Systems biology aims to understand complex biochemical systems and the mechanisms that are responsible for specific behaviors, such as multi-stationarity or oscillation. Typical mathematical models of biological systems produce polynomial systems of equations. However, it is non-trivial to build a good model as our biochemical knowledge is far from complete and reliable. A main concern is therefore robustness of properties of models of the same biochemical system. In this talk I will discuss some problems we encounter in modeling biochemical systems and some basic questions the biologist is interested in. The results are based on deterministic modeling but if time permits I will make some remarks about stochastic models. The talk is based on work in progress.


Michael Sørensen
Likelihood inference for stochastic differential equations.

Two approaches to inference for discretely sampled stochastic differential equations will be presented. Martingale estimating functions are a simple way of approximating likelihood inference that provides estimators which are easy to calculate. These estimators are generally consistent, and if the estimating function is chosen optimally, they are efficient in a high frequency asymptotic scenario, where the sampling frequency goes to infinity. At low sampling frequencies, efficient estimators can be obtained by more accurate approximations to likelihood inference based on simulation methods, including both the stochastic EM-algorithm and Bayesian approaches like the Gibbs sampler. These methods are much more computer intensive. Simulation of diffusion bridges plays a central role. Therefore this problem has been investigated actively over the last 10 years. A simple method for diffusion bridge simulation will be presented.


13:30-14:30 Svend Kreiner
The PISA controversy. A discussion of statistical issues.
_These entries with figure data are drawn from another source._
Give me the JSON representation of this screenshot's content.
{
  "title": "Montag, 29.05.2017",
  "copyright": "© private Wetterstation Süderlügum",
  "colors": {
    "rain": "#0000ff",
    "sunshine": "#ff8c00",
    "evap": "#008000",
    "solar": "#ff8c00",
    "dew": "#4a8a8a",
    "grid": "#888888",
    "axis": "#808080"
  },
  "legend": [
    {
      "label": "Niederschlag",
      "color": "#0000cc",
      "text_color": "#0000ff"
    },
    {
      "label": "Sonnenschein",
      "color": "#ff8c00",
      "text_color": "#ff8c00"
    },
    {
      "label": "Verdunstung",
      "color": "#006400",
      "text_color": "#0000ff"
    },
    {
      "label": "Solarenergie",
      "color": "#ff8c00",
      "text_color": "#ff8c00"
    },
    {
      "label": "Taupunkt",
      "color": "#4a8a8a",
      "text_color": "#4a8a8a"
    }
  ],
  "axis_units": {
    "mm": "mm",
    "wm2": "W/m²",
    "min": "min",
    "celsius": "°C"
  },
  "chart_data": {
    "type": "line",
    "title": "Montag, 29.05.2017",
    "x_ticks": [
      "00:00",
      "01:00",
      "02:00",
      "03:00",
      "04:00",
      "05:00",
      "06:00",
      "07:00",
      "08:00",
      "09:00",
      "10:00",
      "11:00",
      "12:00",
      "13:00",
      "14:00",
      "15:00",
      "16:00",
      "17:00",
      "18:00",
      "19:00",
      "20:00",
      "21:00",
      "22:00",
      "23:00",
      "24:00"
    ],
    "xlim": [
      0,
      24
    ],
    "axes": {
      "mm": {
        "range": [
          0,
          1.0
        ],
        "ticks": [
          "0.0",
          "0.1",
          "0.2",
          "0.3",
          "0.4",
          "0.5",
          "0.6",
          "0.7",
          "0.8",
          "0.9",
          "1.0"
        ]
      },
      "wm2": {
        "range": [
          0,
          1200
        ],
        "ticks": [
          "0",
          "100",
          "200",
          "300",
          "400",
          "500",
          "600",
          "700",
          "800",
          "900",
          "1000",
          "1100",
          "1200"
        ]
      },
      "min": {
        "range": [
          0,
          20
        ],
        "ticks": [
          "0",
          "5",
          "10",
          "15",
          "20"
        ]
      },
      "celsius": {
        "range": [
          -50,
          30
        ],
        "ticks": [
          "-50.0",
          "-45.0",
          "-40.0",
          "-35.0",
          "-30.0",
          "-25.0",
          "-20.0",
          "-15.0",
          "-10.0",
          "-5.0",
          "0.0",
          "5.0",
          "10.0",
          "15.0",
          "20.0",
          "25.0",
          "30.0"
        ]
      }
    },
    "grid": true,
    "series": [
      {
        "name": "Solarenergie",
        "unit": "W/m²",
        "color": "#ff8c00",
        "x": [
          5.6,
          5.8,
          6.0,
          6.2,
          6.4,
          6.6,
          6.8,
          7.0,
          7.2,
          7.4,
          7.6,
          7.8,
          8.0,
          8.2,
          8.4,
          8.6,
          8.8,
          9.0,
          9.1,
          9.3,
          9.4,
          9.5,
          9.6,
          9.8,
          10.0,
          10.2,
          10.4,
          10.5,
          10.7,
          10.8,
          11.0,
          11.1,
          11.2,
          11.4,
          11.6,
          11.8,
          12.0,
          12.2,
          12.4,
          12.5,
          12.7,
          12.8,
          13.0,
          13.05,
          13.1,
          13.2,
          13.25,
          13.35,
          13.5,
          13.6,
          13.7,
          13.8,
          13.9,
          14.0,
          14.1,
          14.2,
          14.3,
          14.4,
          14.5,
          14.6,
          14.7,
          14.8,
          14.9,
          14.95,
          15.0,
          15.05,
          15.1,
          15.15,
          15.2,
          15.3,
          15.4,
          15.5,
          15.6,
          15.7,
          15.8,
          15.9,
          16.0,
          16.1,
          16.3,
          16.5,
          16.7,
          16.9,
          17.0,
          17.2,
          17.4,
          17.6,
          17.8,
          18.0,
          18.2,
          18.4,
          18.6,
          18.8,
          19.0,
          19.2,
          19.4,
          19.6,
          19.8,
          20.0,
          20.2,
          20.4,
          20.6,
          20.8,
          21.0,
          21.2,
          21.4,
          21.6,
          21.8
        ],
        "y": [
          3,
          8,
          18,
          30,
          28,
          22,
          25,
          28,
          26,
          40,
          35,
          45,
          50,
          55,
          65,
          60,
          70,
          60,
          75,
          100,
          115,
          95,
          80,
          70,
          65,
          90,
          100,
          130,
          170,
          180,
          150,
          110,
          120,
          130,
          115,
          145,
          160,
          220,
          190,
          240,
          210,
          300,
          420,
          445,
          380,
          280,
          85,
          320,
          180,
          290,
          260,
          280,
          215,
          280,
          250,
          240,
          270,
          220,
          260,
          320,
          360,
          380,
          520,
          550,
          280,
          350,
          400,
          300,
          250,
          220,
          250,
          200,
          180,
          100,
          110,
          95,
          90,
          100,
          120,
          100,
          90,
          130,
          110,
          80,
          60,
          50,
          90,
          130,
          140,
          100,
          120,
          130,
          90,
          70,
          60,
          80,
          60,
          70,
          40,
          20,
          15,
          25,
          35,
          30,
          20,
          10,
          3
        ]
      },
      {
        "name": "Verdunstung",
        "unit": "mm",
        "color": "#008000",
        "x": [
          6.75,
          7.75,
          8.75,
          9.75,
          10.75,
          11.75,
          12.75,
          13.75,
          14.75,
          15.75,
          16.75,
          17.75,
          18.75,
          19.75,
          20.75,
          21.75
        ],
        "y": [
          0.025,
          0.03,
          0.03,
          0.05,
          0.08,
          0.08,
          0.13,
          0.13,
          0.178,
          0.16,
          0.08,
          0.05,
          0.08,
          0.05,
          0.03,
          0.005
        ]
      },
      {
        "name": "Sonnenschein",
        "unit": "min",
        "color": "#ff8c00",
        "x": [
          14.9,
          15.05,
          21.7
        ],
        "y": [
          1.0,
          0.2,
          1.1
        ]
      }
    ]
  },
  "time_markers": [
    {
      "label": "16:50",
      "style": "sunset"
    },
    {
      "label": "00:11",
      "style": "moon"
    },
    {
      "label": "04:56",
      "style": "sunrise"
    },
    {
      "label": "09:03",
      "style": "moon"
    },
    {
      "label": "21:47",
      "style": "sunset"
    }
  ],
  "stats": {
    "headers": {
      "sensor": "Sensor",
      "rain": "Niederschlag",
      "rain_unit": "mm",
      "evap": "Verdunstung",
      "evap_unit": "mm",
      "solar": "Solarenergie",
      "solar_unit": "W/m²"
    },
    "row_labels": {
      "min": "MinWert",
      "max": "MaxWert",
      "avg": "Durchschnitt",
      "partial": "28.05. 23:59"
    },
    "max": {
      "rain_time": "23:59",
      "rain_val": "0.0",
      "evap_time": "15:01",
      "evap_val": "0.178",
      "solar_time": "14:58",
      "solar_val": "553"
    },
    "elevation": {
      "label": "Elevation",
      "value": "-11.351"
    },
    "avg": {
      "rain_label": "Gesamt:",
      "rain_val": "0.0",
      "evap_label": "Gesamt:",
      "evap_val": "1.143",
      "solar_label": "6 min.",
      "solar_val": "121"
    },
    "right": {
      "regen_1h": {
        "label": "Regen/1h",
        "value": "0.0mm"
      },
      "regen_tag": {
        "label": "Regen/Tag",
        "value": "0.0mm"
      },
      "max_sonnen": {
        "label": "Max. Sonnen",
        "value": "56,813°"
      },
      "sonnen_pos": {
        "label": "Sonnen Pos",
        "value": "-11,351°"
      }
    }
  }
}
Assessment of the validity and reliability of educational tests by analysis of the fit of Rasch or other types of models from either item response theory or confirmatory factor analysis is usually regarded as an exercise for psychometricians. When educational tests are used in large scale comparative studies where there is no interest whatsoever in the test results of specific children, the question of validity converts to main stream statistical problem of model fit and the degree to which conclusions drawn from the study are robust towards the model errors.

The purpose of this talk is to discuss the statistical issues. PISA (and, for that matter, many other educational surveys) compares countries by analysis of so-called plausible values. Plausible values are random data drawn from the conditional distribution of a latent variable given the observed responses to the items of the educational test. To generate such values PISA has to have a scaling model describing the conditional distribution of item responses given the latent variable and a population model describing the distribution of the latent variable in the different countries.

I will briefly describe the scaling model — a so-called Rasch model — used by PISA and what they and I have done to test whether the scaling model fits data. Since it turns out — and PISA now admits that this is the case — that the Rasch model does not fit data, the important question is whether the model errors matter. To address this issue, we have analyzed the robustness of the country comparisons in several different ways: 1) by analysis of country ranking by different types of subsets of items, 2) by comparison of country ranks by 1000 random subsets of items, and 3) by comparison of the ranking by PISA's scaling model with ranking by two different scaling models where some of the flaws of the Rasch model have been corrected. Finally, because one argument against the importance of model misfit always is that statistical models never fit in large sample studies, we have assessed the degree of misfit by an evaluation of the sample size required for the misfit to be significant.

The results of these analyses will be presented. To us, these results do not support PISA's claim that the country ranks are robust towards the errors of the Rasch model, but that — of course — is something to discuss. Another topic for discussion is whether there are better and more appropriate ways to assess robustness. It would be very welcome, if the discussion after my talk could come up with some proposals to pursue.